Subject: File No. SR-CBOE-2008-09
From: Andrea Schneider

February 15, 2008

Dear SEC

Chairman Cox, along with Chairman Bernake and Secretary Paulson, on Valentine's Day said in front of a senate subcommittee that the SEC makes all of its decisions based on how laws affect the public investor. Please explain to me why this helps customers. Are we allowed better margining on long and short positions, intraday margins are they improved from 4 to 1, overnight margins- do they take away from our intraday margining, not everyone is eligible for portfolio margining. This is a simple algebra equation a = c, b = c therefore a = c. To sum up everything to date, if the CBOE and ISE are willing to forgive their cancellation fees for orders placed then therefore there was never a problem with cancels from public customers but only exchanges trying to concentrate power and punish the public customer. Woodrow Wilson, was right in his speech in 1919 and the same thing applies here. The SEC has allowed this problem with exchanges manifest starting with payment for order flow, etc. Will will this madness and campaign against public customers end??

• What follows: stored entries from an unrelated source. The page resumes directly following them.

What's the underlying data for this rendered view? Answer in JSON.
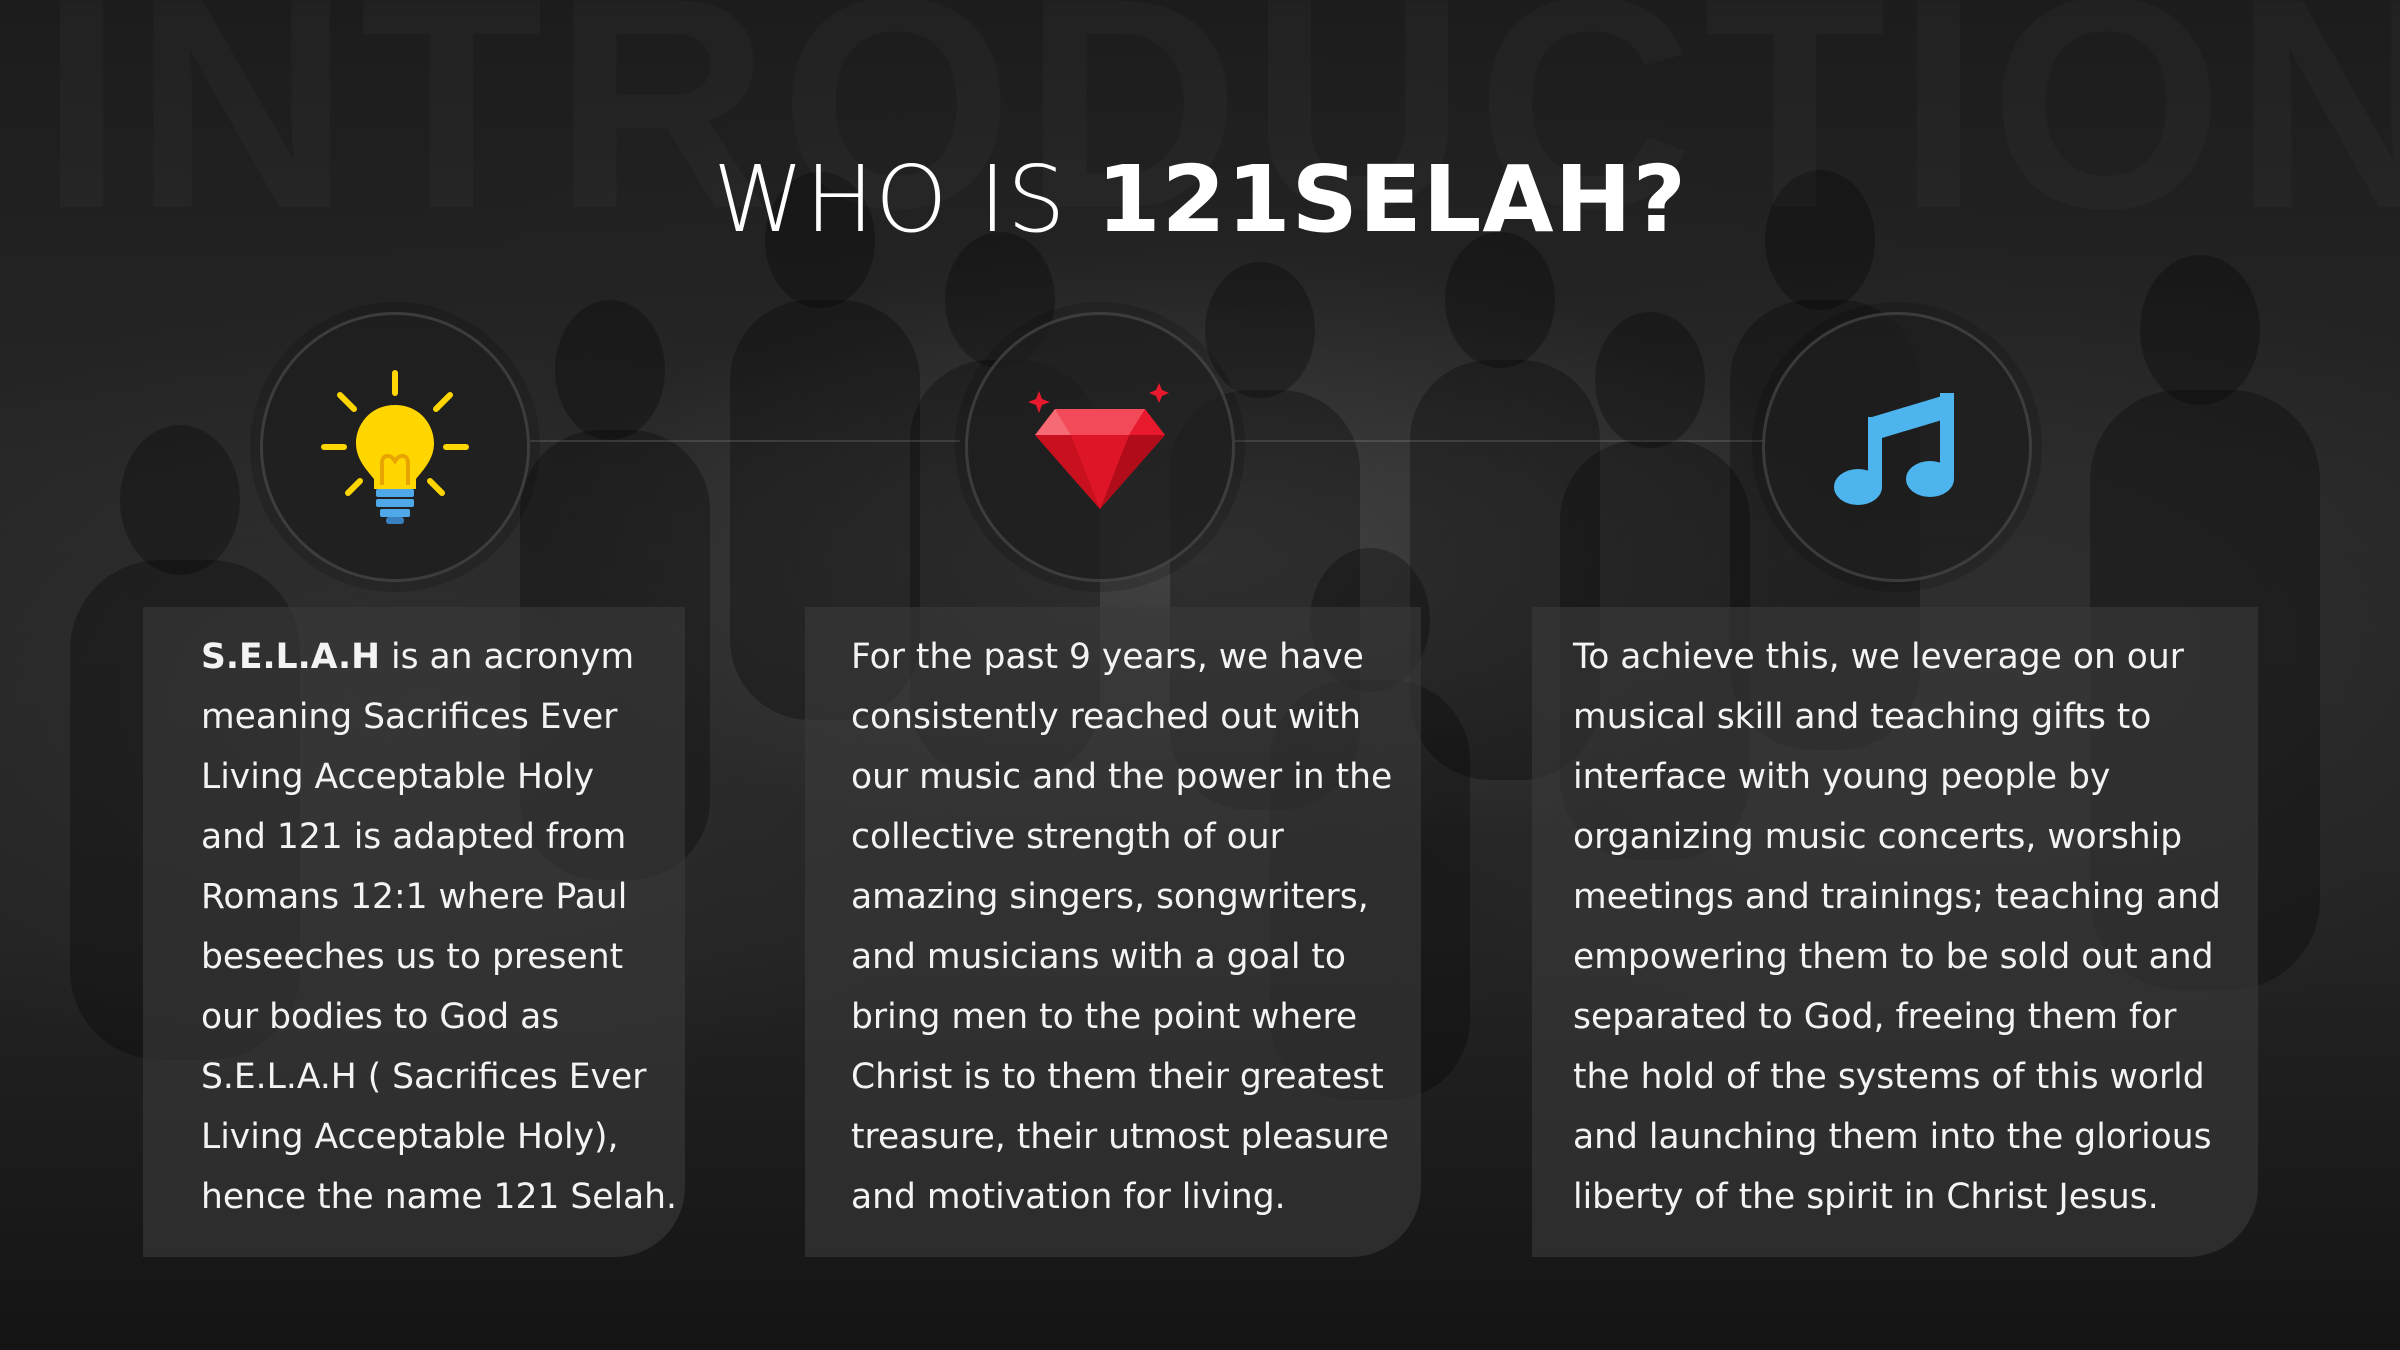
{
  "title": {
    "light": "WHO IS ",
    "bold": "121SELAH?"
  },
  "icons": [
    {
      "name": "light-bulb-icon"
    },
    {
      "name": "gem-icon"
    },
    {
      "name": "music-note-icon"
    }
  ],
  "colors": {
    "bulb": "#FFD600",
    "bulb_base": "#4FA9E8",
    "gem": "#E8192C",
    "music": "#4DB4EE",
    "card_bg": "#3A3A3A"
  },
  "cards": [
    {
      "bold_lead": "S.E.L.A.H",
      "text": " is an acronym\nmeaning Sacrifices Ever\nLiving Acceptable Holy\nand 121 is adapted from\nRomans 12:1 where Paul\nbeseeches us to present\nour bodies to God as\nS.E.L.A.H ( Sacrifices Ever\nLiving Acceptable Holy),\nhence the name 121 Selah."
    },
    {
      "text": "For the past 9 years, we have\nconsistently reached out with\nour music and the power in the\ncollective strength of our\namazing singers, songwriters,\nand musicians  with a goal to\nbring men to the point where\nChrist is to them their greatest\ntreasure, their utmost pleasure\nand motivation for living."
    },
    {
      "text": "To achieve this, we leverage on our\nmusical skill and teaching gifts to\ninterface with young people by\norganizing music concerts, worship\nmeetings and trainings; teaching and\nempowering them to be sold out and\nseparated to God, freeing them for\nthe hold of the systems of this world\nand launching them into the glorious\nliberty of the spirit in Christ Jesus."
    }
  ]
}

"I am a most unhappy man. I have unwittingly ruined my country. A great industrial nation is controlled by its system of credit. Our system of credit is concentrated. The growth of the nation, therefore, and all our activities are in the hands of a few men. We have come to be one of the worst ruled, one of the most completely controlled and dominated Governments in the civilized world no longer a Government by free opinion, no longer a Government by conviction and the vote of the majority, but a Government by the opinion and duress of a small group of dominant men." -Woodrow Wilson 1919.